Recently, Amazon Web Services experienced one of the largest disruptions the cloud computing service has seen. The failure caused a ripple effect across many websites such as Quora and HootSuite, which were completely down during the outage.

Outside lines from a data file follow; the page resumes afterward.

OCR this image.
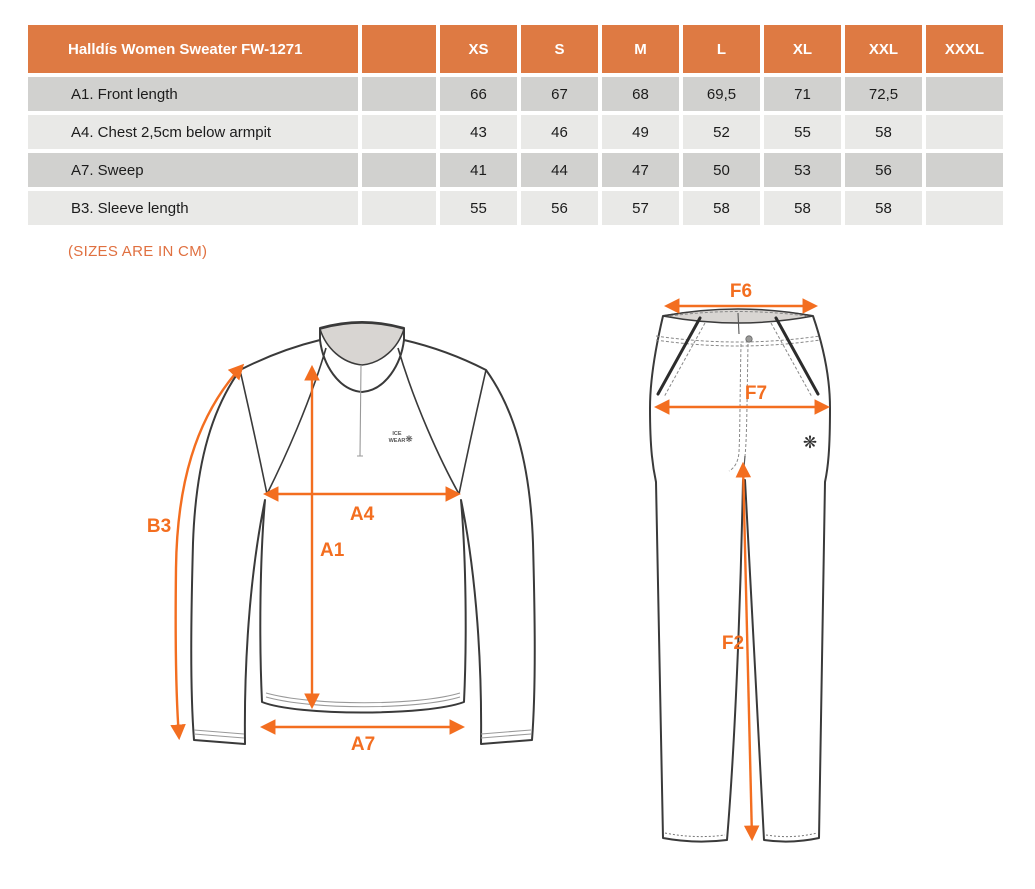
Halldís Women Sweater FW-1271		XS	S	M	L	XL	XXL	XXXL
A1. Front length		66	67	68	69,5	71	72,5	
A4. Chest 2,5cm below armpit		43	46	49	52	55	58	
A7. Sweep		41	44	47	50	53	56	
B3. Sleeve length		55	56	57	58	58	58	
(SIZES ARE IN CM)
ICE
WEAR ❋
B3
A4
A1
A7
❋
F6
F7
F2
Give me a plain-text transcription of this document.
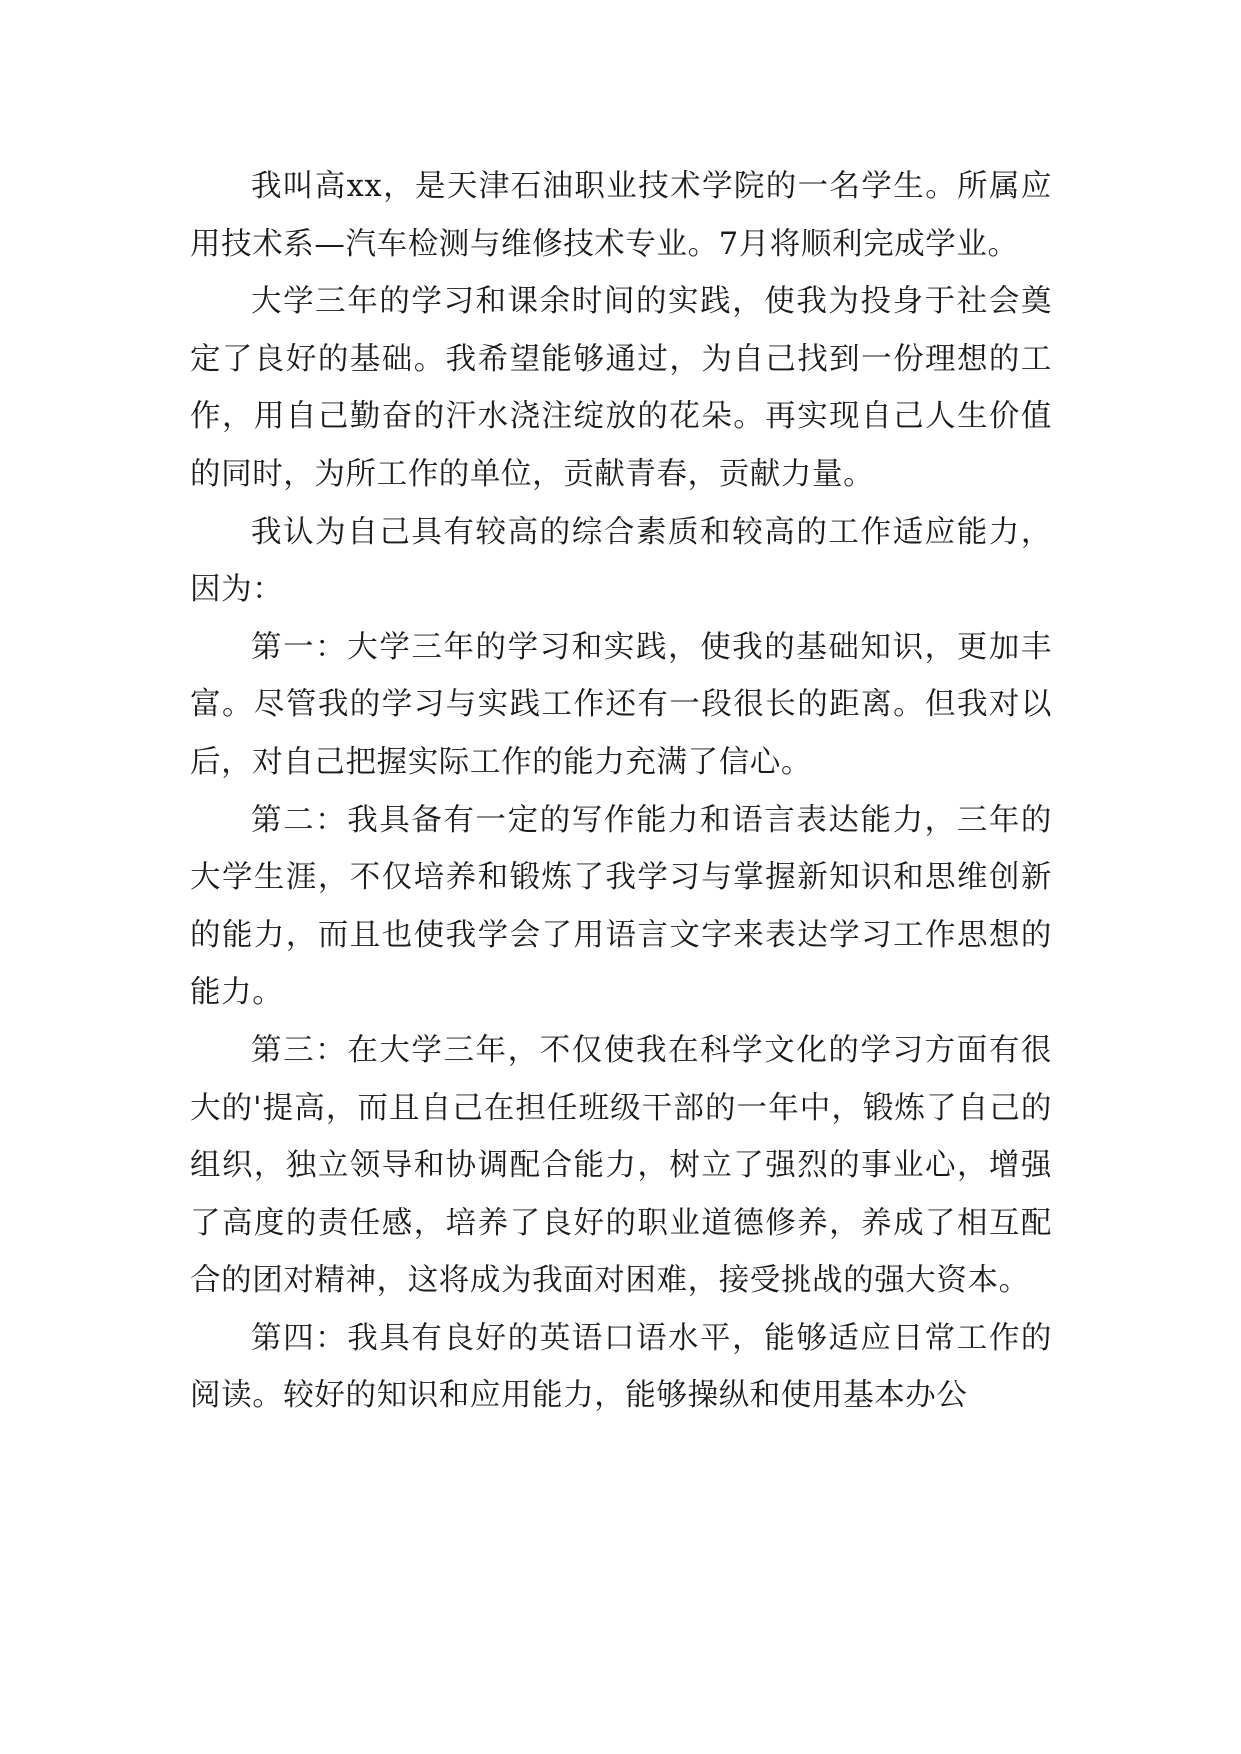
我叫高xx，是天津石油职业技术学院的一名学生。所属应用技术系—汽车检测与维修技术专业。7月将顺利完成学业。

大学三年的学习和课余时间的实践，使我为投身于社会奠定了良好的基础。我希望能够通过，为自己找到一份理想的工作，用自己勤奋的汗水浇注绽放的花朵。再实现自己人生价值的同时，为所工作的单位，贡献青春，贡献力量。

我认为自己具有较高的综合素质和较高的工作适应能力，因为：

第一：大学三年的学习和实践，使我的基础知识，更加丰富。尽管我的学习与实践工作还有一段很长的距离。但我对以后，对自己把握实际工作的能力充满了信心。

第二：我具备有一定的写作能力和语言表达能力，三年的大学生涯，不仅培养和锻炼了我学习与掌握新知识和思维创新的能力，而且也使我学会了用语言文字来表达学习工作思想的能力。

第三：在大学三年，不仅使我在科学文化的学习方面有很大的'提高，而且自己在担任班级干部的一年中，锻炼了自己的组织，独立领导和协调配合能力，树立了强烈的事业心，增强了高度的责任感，培养了良好的职业道德修养，养成了相互配合的团对精神，这将成为我面对困难，接受挑战的强大资本。

第四：我具有良好的英语口语水平，能够适应日常工作的阅读。较好的知识和应用能力，能够操纵和使用基本办公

Other websites, such as Reddit, were at least partially affected.
最近, Amazon Web Services经历了云计算服务所经历的最大破坏之一。 该故障在Quora和HootSuite等许多网站上造成了连锁React,这些网站在停电期间已完全关闭。 其他网站,例如Reddit ,至少受到了部分影响。
Failures happen, and as young as the cloud computing industry is I am positive this will not be the last, or the biggest, outage.
故障会发生,而且我相信云计算行业还很年轻,这不会是最后一次,也不会是最大的一次停机。
But there were several issues with this incident (on both sides) that can teach us all something about planning for and handling crises.
但是这个事件(双方)都有几个问题,可以教给我们所有有关计划和处理危机的知识。
危机中的沟通方式至关重要 (How You Communicate in a Crisis is Critically Important)
Amazon is facing its share of criticism for the AWS outage, as it should be. But the harshest criticism I’ve seen isn’t about the length of the outage, or the fact that there was one in the first place. The worst criticism I’ve read was about Amazon’s lack of any response for more than 40 minutes after the outage began—an eternity when your website is down.
亚马逊理应受到AWS停机的批评。 但是,我所见过的最严厉的批评不是关于中断时间的长短,也不是关于首先发生故障的事实。 我读到的最糟糕的批评是关于断电后40多个分钟以来亚马逊没有任何回应的消息,这是您网站关闭后的永恒。
As the outage continued, many customers were upset that the updates appeared as if they had been written by the legal department (and judging by the delay in getting updates, they may have been) instead of being written by real human beings who were working to resolve the problem.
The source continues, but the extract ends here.